That’s what they will say, anyway, and who can blame them? They’re fucked, and they know it, now that Google has introduced turn-by-turn navigation on Android. Google has become what Microsoft used to be — the evil dicks who look around, find some area where people are making money, and say, Hey, fuck it, we’re bored, so let’s do the same thing for free and put those guys out of business. Why not? We’re a bunch of smart little kids, and our company doesn’t need to make money on this, so let’s have some fun!
Which is why, around here, we now call Google the New Borg, or NB for short. And why Eric’s new nickname, among his peers in the Valley, is “Freeman,” because he’s such a fucking whiz when it comes to making stuff that’s free, but so far hasn’t demonstrated much ability to make something that people will actually pay for. For his part, Eric says we can have Google Maps Nav on iPhone just as soon as we approve Google Voice, plus any and all other apps they send our way, and as soon as I drive over to Mountain View, personally apologize, and then turn around, bend over, and let the Wonder Twins kick me in the ass.
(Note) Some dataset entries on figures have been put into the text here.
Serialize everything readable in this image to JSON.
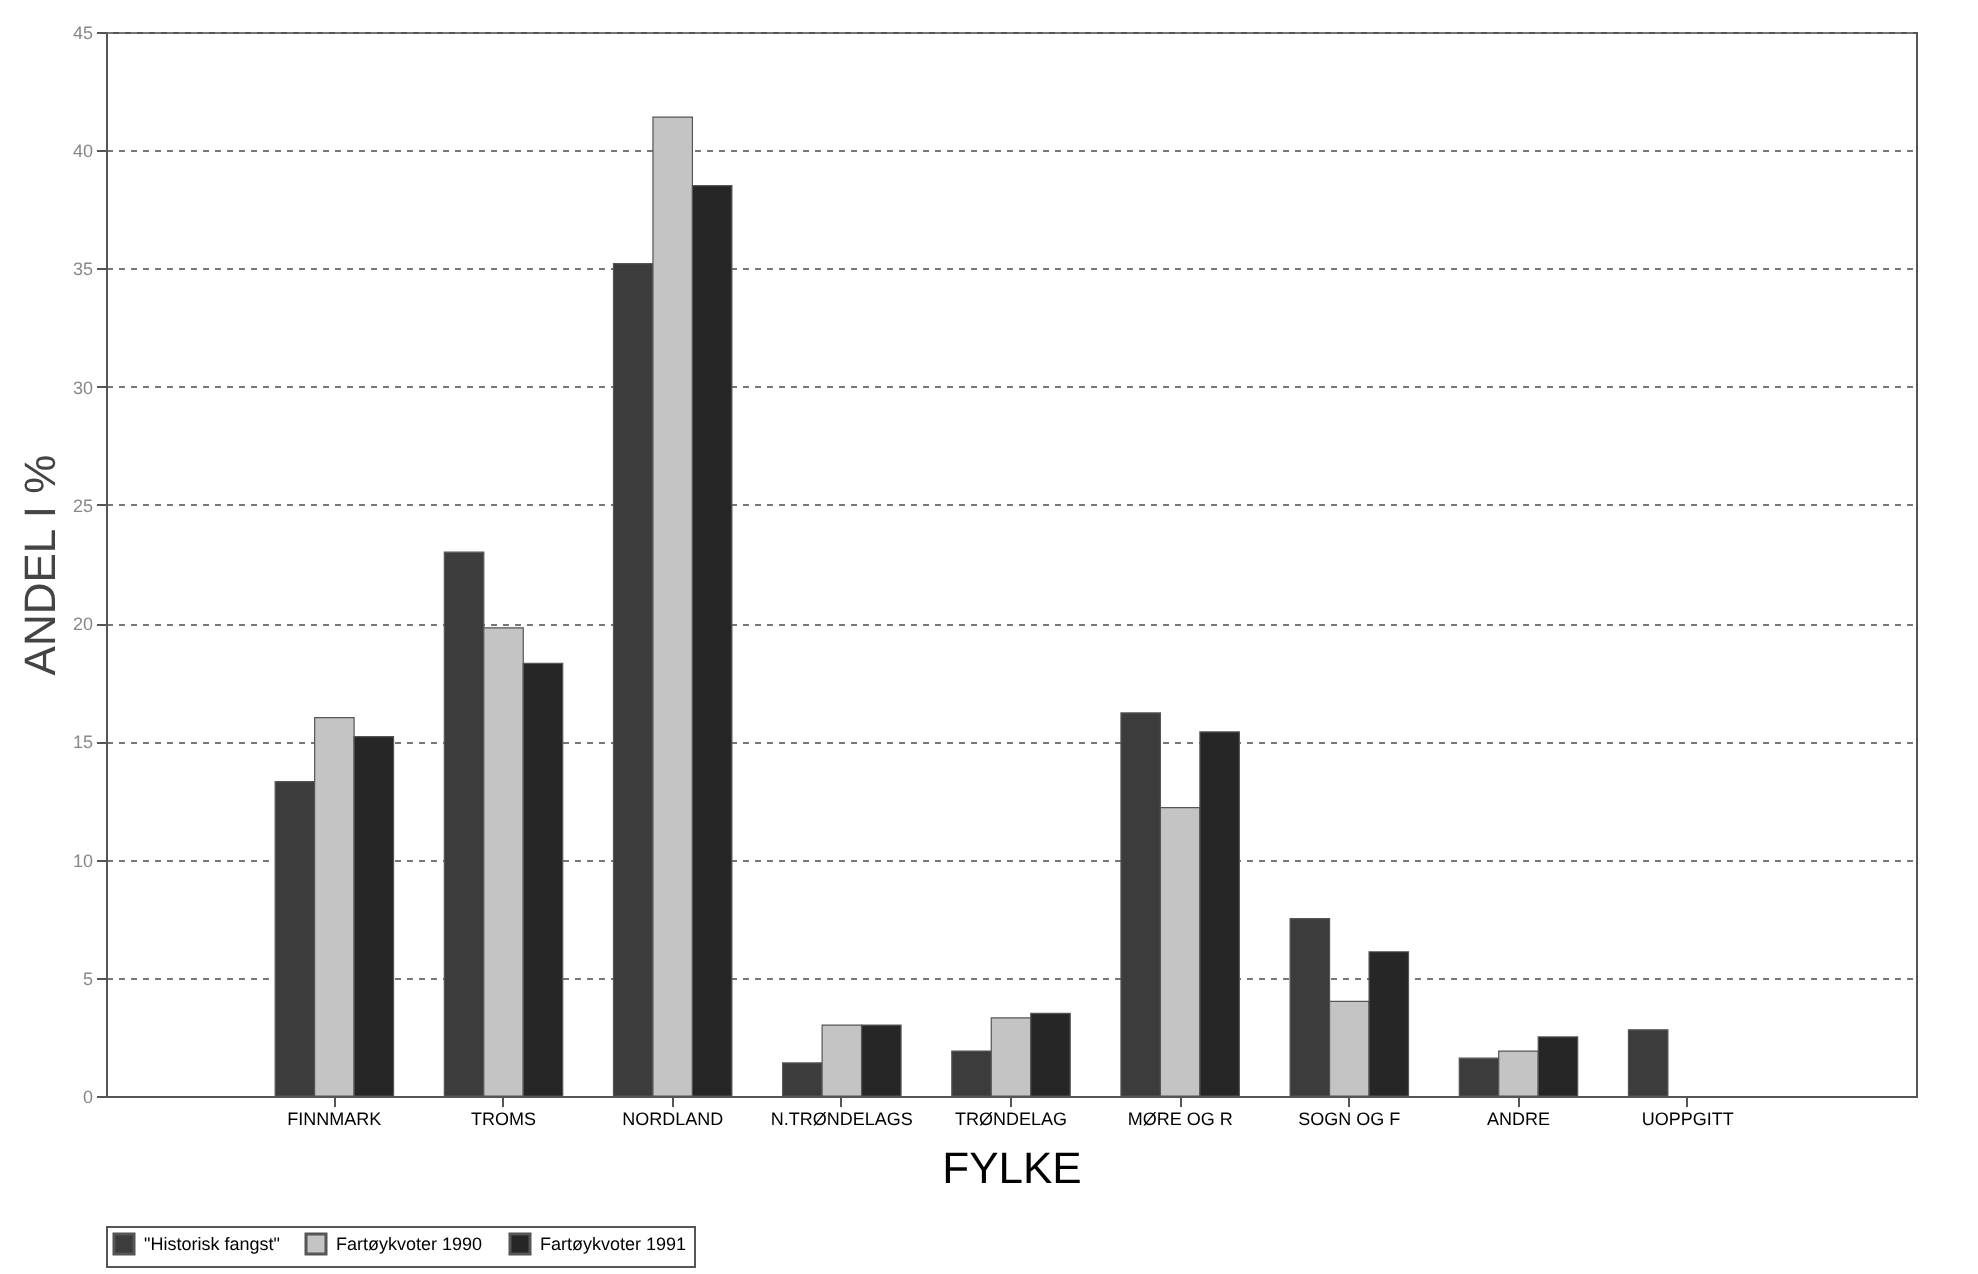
{
  "chart_data": {
    "type": "bar",
    "xlabel": "FYLKE",
    "ylabel": "ANDEL I %",
    "categories": [
      "FINNMARK",
      "TROMS",
      "NORDLAND",
      "N.TRØNDELAGS",
      "TRØNDELAG",
      "MØRE OG R",
      "SOGN OG F",
      "ANDRE",
      "UOPPGITT"
    ],
    "series": [
      {
        "name": "\"Historisk fangst\"",
        "color": "#3c3c3c",
        "values": [
          13.3,
          23.0,
          35.2,
          1.4,
          1.9,
          16.2,
          7.5,
          1.6,
          2.8
        ]
      },
      {
        "name": "Fartøykvoter 1990",
        "color": "#c4c4c4",
        "values": [
          16.0,
          19.8,
          41.4,
          3.0,
          3.3,
          12.2,
          4.0,
          1.9,
          null
        ]
      },
      {
        "name": "Fartøykvoter 1991",
        "color": "#262626",
        "values": [
          15.2,
          18.3,
          38.5,
          3.0,
          3.5,
          15.4,
          6.1,
          2.5,
          null
        ]
      }
    ],
    "ylim": [
      0,
      45
    ],
    "yticks": [
      0,
      5,
      10,
      15,
      20,
      25,
      30,
      35,
      40,
      45
    ],
    "grid": "y",
    "legend": "bottom"
  }
}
Which is to day, we’re talking about it.
But back to the GPS guys. We haven’t seen any comments from Garmin or TomTom yet but I’m sure they’re working up some version of the old, “We’re so glad this big mean company has come into our space because that will raise awareness of the category and then people will look at all the products and they’ll choose us because the Google product is new and free and ours is old and ridiculously expensive. We think consumers are smart enough to look at all the choices in a market and go with the company that has a proven track record of gouging customers with high prices for a service that some other company has now demonstrated is so easy to create that it can be delivered for zero dollars. Our takeway: this is great news for the sector, and especially great news for us.”
Katie is watching the wires to see how long it takes them to say this. More as it develops.